Ah, yes, the adding zero to the integrand trick.

I have an integral for you, tough as nut! Integrate sqrt(1+c/x^4) over x, c is an arbitrary constant form R, the + 1 is here the part that makes me hate it!

At 4:21, why not rewrite du = e^x dx as du = (u+1) dx - ie, dx = du/(u+1). then the integral becomes sqrt(u)/(u+1). this can be done easily with t=sqrt(u).

If we multiply and divide by e^x and take e^x-1=t and e^xdx=dt Still we get something similar I solved like that Just saying :)

Instead of adding +1 and substracting -1, isn't it easier to just divide the numerator by the denominator?

Set the second one’s u-sub to the entire square root. Easier derivatives

For the second integral, you can also do a trig substitution: sec^2(u) = e^x u=arcsec(sqrt(e^x)) x=ln(sec^2(u)) dx=2tan(u)du The integral then becomes: 2 ,/' sqrt(sec^2(u)-1) * tan(u) du = 2 ,/' tan^2(u) du = 2 ,/' sec^2(u) - 1 du = 2(tan(u) - u) + C Substitute back = 2(tan(arcsec(e^x)) - arcsec(e^x)) + C Draw a right triangle and simplify tan(arcsec(e^x)) into sqrt(e^x - 1). = 2sqrt(e^x - 1) - 2arcsec(sqrt(e^x)) + C **Note:** arcsec(sqrt(e^x)) is the same thing as arctan(sqrt(e^x - 1))

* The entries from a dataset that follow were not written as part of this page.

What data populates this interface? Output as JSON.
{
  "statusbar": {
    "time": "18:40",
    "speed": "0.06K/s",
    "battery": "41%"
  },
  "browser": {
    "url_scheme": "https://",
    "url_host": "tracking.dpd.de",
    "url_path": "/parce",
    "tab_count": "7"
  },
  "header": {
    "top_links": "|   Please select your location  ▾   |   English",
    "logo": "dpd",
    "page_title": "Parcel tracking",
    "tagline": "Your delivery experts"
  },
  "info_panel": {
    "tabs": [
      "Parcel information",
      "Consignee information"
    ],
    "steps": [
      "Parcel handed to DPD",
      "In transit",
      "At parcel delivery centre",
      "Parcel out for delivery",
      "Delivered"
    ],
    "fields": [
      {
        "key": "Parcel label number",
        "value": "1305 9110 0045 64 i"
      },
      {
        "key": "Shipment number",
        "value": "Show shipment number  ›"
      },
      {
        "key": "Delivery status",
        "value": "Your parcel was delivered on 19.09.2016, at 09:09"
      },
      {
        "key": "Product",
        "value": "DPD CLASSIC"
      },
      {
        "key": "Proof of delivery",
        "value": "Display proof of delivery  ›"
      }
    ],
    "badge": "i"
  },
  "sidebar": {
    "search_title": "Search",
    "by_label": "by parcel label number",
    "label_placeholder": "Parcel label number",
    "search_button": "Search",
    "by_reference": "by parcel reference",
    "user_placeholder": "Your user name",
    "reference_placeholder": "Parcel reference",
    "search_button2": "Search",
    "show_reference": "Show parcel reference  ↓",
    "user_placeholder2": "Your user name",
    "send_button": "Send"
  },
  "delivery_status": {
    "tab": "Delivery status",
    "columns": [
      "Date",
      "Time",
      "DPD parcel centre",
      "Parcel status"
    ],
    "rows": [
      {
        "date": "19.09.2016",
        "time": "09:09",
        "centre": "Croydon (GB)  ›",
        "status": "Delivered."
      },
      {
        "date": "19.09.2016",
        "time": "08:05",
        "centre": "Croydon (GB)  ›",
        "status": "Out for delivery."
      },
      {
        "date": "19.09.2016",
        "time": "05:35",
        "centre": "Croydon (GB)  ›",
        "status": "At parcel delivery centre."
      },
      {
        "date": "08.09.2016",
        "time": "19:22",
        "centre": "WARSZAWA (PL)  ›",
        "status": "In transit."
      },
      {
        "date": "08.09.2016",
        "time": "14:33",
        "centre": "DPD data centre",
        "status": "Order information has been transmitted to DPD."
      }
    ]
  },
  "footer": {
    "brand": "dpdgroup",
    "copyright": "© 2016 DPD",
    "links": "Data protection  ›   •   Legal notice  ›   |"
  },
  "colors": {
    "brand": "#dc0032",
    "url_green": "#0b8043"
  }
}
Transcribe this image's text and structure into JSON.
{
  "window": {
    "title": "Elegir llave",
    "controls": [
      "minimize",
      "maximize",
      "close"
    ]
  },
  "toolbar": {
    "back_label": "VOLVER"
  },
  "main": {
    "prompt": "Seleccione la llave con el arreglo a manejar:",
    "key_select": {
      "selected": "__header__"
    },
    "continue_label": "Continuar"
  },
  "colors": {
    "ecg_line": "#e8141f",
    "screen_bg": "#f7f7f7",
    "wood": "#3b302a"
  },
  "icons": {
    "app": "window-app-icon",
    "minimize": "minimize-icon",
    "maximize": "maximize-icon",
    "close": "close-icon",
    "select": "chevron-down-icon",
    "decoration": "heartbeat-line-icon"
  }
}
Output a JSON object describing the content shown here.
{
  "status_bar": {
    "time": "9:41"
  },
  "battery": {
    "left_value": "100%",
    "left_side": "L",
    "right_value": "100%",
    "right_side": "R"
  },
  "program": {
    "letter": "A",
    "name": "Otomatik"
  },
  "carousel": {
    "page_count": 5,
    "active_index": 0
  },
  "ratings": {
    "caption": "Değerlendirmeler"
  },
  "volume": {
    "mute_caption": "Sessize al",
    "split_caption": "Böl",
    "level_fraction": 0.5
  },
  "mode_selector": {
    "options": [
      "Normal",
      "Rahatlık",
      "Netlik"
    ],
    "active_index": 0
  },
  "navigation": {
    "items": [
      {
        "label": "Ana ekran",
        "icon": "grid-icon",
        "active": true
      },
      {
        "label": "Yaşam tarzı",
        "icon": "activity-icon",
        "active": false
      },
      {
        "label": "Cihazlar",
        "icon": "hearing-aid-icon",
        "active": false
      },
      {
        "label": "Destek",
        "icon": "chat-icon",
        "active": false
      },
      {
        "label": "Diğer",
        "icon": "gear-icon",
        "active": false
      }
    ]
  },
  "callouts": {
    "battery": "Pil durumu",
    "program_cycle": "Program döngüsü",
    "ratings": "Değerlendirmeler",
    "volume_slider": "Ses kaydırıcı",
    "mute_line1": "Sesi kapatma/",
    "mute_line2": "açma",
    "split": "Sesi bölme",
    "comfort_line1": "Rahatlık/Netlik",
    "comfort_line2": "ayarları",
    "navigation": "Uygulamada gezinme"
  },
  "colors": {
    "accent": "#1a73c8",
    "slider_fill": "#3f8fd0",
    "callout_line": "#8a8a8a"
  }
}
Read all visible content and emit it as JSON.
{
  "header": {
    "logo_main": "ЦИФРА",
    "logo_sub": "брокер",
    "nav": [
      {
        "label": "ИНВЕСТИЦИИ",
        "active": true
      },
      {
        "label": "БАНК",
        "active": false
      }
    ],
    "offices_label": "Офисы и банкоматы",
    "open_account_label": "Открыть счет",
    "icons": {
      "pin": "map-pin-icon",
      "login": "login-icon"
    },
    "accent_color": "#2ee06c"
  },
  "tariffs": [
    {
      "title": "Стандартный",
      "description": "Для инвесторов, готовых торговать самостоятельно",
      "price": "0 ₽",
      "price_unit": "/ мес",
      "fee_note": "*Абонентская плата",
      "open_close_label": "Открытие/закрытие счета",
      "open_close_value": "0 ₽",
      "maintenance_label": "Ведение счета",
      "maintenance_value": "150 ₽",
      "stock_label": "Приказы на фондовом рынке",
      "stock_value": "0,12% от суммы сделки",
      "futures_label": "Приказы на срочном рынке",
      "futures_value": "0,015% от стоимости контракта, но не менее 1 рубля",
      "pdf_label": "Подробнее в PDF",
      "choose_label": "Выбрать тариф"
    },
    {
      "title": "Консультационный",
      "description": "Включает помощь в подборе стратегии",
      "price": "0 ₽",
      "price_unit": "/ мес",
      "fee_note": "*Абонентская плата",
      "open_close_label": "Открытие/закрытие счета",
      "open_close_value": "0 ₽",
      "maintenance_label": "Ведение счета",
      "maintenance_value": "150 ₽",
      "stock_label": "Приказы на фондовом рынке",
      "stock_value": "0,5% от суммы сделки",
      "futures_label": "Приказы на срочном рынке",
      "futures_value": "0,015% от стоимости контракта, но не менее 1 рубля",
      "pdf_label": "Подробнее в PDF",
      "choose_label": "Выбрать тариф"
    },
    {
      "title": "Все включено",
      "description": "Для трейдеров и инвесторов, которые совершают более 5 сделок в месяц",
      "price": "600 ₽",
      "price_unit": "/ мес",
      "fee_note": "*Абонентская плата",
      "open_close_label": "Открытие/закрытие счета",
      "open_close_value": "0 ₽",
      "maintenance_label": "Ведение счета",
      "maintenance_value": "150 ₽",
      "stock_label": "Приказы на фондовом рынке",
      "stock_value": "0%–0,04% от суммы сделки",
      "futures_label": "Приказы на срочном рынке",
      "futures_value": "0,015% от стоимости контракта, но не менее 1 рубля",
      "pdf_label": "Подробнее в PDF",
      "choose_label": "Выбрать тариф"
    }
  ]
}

He didn't use c1 and c2 as constants REEEEEEEEEEEEE

Hi. Why not use trigonometric substitution? We have the same answer. :)

Can you please explain how you substituted tan^(-1) for 1/(1+u^2) I’m having trouble nailing down what trig sub that is...

Could you perhaps change that -1 to e^i.pi?

Hello, I was wondering if you could help me with one really simple question. What is the graph of the function x^(2/3)? The problem is the negative part of the function, does it exist or not? Try (-1)^(2/3)

Before watching video I think integration 2e^x/2 and that of under root e^x -1 would be e^x +cosec^(-1)(e^x)+C Edit: First right The second question I got wrong Anyways did anybody get it right before video?

Dunno why noone commented this, but why didn't you write U as sqrt(e^x-1) on the second line, and save multiple steps?

if you take sec^2(u)=e^x it works out very nicely! 2 sec^2(u) tan(u) du = e^x dx = sec^2(u) dx 2 tan(u) du = dx sec(u) = e^(x/2) cos(u) = e^(-x/2) u = cos^-1(e^(-x/2)) 2 ∫ tan(u) sqrt(sec^2(u) - 1) du 2 ∫ tan^2(u) du 2 ∫ (sec^2(u) - 1) du 2 tan(u) - 2 u + C 2 sqrt(sec^2(u) - 1) - 2 u + C 2 sqrt(e^x - 1) - 2 cos^-1(e^(-x/2)) + C It looks slightly different, but has the same value!

How that -1 made a mess.

Sir how to integrate ∫(e ^x ^3) dx=?

This was in my test 2 days ago and i couldn't do it Aaaaagggghhhhhhhh

If they think that was long, they should have taken my quiz in calc 2 where the teacher messed up and gave us a super ugly integral, did all of the trig sub stuff and ended up with cos^4(x) which needs to do the half angles identities like 3 times and have multiple arguments with the cosine and I'll dm you the integral I'm Twitter when we get the quiz back

For the second integration if you suppose u=e^x - 1 , and the do integration by parts you get the result . -3sqrt(e^x - 1 ) is that a wrong method or what?